At 12:20 AM 8/20/2010 +0100, Chris Withers wrote:
P.J. Eby wrote:
Ah, okay. I assume this will only work for packages that use setuptools?
Or distribute. Or pip (I assume). Anything but plain distutils, basically.
Well, the packages import setup from setuptools for all of the
above, apart from plain distutils ;-)
If you use any of those tools to do the installing, it doesn't matter
whether the package itself imports setuptools or distutils.
How do static resources returned with
pkg_resources.resource_filename and friends fare when packages are
installed in a "flat" form?
They go in the same relative location as they would in an egg, it's
just that in flat layouts everyone's files are in the same namespace.
Sort of a "scrambled egg", if you will. ;-)

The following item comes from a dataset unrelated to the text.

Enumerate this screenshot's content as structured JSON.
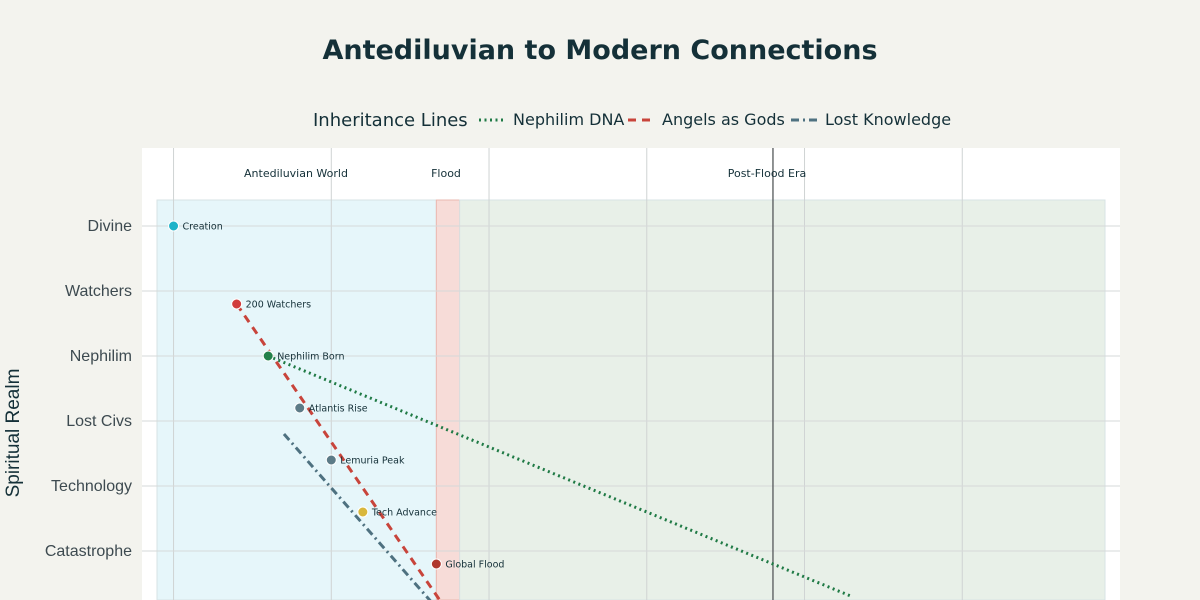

Okay, so if we have two distributions, x.a and x.b both define
template folders called 'templates', and each has a template called
'master', what ends up on disk? what does
pkg_resources.resource_filename('x.a','templates/master') return?
It should be different to
pkg_resources.resource_filename('x.b','templates/master'), but will it be?
You seem to be confusing distributions and packages. If 'x.a' and
'x.b' are package names, then each will have its own directory
('x/a/templates' or 'x/b/templates'). If they used install_data to
specify non-package data, OTOH, it'll be mixed.
That's why the recommendation is to use package_data or
include_package_data; if both projects included their data using one
of those two setup() options, they'll be fine.